The issue crystallizes itself perfectly in this case. But it's not limited to this case by any means. The Bush "administration" knows very well what tools are available to Congress, and how willing or unwilling it is to use them, and it plots its strategy for dealing with oversight accordingly. The "administration" clearly signaled its understanding of these dynamics as early as January 2006, when its mine safety officials walked out of a hearing on the Sago disaster when they felt the questioning became inconvenient.
By June of 2007, "administration" officials had figured out that even if they couldn't walk out, they could effectively skip the hearings by just claiming not to recall anything they were asked about.
And by July of that year, the "administration" had progressed to simply refusing to show up to respond to subpoenas at all.
So it should come as no surprise, then, that "administration" officials from other departments have taken advantage of the "I don't recall" loophole, and/or the "I don't give a shit because I know you're too afraid to do anything about it" loophole, as Karl Rove has done.

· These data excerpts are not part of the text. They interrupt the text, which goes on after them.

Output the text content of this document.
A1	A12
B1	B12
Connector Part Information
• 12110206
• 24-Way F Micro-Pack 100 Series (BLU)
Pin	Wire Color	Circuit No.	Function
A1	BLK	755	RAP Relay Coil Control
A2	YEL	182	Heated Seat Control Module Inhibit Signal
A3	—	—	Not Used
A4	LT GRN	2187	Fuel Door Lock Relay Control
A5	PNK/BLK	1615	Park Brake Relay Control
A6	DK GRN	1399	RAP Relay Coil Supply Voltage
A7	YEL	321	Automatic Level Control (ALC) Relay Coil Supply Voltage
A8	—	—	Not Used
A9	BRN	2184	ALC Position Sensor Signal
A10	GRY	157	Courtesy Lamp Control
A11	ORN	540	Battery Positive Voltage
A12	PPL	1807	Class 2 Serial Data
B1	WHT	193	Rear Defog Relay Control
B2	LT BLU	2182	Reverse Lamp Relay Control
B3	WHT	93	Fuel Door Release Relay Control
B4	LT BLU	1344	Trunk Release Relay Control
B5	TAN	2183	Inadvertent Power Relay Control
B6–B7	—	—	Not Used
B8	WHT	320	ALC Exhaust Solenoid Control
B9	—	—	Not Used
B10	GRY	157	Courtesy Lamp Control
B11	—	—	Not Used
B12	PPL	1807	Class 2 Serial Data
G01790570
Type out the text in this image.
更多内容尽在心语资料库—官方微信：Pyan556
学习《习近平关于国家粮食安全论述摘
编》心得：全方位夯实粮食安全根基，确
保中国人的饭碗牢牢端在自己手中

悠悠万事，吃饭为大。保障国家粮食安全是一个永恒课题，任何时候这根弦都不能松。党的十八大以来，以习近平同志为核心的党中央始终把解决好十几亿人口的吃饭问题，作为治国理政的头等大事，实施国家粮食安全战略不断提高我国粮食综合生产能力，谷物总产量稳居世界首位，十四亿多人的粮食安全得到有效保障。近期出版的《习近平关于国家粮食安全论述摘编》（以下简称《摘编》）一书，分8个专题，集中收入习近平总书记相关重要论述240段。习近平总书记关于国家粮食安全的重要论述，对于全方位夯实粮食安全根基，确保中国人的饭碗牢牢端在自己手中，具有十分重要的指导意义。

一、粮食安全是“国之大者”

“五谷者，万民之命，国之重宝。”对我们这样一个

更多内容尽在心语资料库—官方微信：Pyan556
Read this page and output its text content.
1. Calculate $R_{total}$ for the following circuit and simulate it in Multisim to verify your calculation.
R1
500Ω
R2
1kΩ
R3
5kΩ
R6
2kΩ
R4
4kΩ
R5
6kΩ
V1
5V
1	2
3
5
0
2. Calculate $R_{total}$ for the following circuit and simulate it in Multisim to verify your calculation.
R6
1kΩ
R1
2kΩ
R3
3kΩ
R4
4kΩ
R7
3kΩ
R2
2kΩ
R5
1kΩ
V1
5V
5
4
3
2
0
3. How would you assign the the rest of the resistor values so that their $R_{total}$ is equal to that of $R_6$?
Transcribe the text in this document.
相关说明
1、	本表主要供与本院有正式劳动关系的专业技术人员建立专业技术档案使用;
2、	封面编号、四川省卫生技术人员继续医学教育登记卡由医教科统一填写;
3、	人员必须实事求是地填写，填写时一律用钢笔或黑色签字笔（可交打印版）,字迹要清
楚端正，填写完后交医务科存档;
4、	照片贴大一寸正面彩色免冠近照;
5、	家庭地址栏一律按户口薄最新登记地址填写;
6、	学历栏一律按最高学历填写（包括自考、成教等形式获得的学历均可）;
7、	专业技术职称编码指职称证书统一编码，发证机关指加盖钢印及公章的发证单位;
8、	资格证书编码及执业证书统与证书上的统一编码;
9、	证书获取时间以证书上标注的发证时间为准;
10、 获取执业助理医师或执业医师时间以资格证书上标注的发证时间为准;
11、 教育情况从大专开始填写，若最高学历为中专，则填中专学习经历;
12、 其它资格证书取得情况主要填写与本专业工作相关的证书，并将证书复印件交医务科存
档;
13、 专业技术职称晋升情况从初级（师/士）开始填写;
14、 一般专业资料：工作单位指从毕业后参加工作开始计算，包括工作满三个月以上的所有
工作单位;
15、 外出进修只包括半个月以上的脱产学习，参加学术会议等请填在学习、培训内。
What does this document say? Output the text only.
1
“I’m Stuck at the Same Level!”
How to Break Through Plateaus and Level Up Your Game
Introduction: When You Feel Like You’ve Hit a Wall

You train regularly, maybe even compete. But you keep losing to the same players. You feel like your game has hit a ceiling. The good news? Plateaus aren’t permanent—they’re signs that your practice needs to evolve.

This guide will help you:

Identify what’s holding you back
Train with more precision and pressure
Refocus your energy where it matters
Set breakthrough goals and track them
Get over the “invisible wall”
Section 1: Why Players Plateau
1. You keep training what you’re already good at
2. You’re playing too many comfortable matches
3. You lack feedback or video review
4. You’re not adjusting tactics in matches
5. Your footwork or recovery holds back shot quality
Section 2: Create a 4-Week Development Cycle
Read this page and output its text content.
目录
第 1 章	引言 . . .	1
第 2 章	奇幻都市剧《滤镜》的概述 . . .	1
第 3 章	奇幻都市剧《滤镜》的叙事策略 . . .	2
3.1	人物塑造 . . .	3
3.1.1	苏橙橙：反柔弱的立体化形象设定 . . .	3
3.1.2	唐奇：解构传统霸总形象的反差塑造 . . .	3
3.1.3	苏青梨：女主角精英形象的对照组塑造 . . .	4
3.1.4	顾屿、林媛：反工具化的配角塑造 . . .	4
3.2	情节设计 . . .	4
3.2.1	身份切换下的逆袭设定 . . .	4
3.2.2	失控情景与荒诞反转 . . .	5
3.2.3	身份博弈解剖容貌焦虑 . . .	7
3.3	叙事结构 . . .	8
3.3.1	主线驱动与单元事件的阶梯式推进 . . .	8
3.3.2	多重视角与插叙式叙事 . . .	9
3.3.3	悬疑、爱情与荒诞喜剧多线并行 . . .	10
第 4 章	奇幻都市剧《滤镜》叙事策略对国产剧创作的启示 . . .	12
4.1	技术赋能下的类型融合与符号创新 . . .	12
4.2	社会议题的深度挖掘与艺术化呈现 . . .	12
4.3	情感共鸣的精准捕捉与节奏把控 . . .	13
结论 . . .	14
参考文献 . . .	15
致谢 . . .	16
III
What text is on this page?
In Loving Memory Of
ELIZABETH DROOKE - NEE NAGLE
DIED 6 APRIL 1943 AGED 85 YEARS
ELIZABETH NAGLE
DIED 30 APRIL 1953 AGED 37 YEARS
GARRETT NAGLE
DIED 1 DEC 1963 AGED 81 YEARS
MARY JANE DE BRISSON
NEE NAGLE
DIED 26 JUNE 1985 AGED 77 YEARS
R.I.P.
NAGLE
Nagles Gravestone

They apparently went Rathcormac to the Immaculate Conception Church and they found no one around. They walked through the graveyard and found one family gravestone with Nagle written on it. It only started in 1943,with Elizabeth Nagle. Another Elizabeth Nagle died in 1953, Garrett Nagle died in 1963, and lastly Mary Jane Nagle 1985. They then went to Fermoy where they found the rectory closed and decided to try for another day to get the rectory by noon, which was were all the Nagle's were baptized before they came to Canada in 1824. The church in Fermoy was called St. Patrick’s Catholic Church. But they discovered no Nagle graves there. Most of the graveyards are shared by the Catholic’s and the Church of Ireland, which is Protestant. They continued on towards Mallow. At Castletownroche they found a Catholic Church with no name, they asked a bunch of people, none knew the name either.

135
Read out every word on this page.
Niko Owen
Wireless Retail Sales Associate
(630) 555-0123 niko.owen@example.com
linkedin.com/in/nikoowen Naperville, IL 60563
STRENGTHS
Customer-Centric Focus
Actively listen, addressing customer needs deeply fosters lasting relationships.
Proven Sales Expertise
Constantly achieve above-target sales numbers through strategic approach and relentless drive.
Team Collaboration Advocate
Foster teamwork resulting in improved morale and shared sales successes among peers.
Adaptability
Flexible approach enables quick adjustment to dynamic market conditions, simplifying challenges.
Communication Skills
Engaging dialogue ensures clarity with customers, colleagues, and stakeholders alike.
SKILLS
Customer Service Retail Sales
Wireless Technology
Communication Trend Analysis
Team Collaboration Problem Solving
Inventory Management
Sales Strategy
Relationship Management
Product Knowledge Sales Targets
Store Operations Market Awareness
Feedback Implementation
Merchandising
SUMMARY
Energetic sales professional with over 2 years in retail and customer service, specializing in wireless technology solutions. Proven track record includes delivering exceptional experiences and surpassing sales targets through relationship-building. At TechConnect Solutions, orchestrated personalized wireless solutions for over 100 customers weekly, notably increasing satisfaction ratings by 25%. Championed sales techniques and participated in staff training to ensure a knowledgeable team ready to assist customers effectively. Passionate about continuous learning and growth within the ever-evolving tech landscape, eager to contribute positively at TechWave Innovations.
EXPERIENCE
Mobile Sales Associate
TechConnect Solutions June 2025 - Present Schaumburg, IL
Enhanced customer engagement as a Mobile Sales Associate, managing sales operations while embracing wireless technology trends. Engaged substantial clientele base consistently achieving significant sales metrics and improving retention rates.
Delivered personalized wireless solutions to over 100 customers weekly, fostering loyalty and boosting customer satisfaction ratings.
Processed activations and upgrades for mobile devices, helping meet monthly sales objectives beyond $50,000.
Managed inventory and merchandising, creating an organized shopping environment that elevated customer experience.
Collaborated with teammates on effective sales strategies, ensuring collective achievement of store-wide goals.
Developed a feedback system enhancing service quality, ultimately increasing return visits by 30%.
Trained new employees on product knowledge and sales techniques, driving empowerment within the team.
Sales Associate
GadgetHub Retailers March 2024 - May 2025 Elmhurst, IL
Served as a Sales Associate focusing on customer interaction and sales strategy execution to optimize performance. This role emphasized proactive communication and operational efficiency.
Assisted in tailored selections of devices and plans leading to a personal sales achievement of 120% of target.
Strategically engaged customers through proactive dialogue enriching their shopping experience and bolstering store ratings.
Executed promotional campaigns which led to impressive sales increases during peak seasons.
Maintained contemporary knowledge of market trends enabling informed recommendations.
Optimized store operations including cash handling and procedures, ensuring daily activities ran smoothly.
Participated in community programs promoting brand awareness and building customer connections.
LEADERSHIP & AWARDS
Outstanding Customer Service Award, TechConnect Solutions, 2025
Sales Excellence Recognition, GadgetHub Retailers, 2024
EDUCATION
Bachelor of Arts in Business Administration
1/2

Nor should it surprise you that "you're still, still, still not getting your oversight," nor that having a Member of Congress come to Daily Kos to tell you that the bottom line is just what Daily Kos readers have known it is for over two years is still, still, still like getting the paper early.
Too bad being right isn't, by itself, worth squat.
But at least we know there's someone in Congress who knows the score, and isn't afraid to say it. Kudos to Rep. Wexler for that.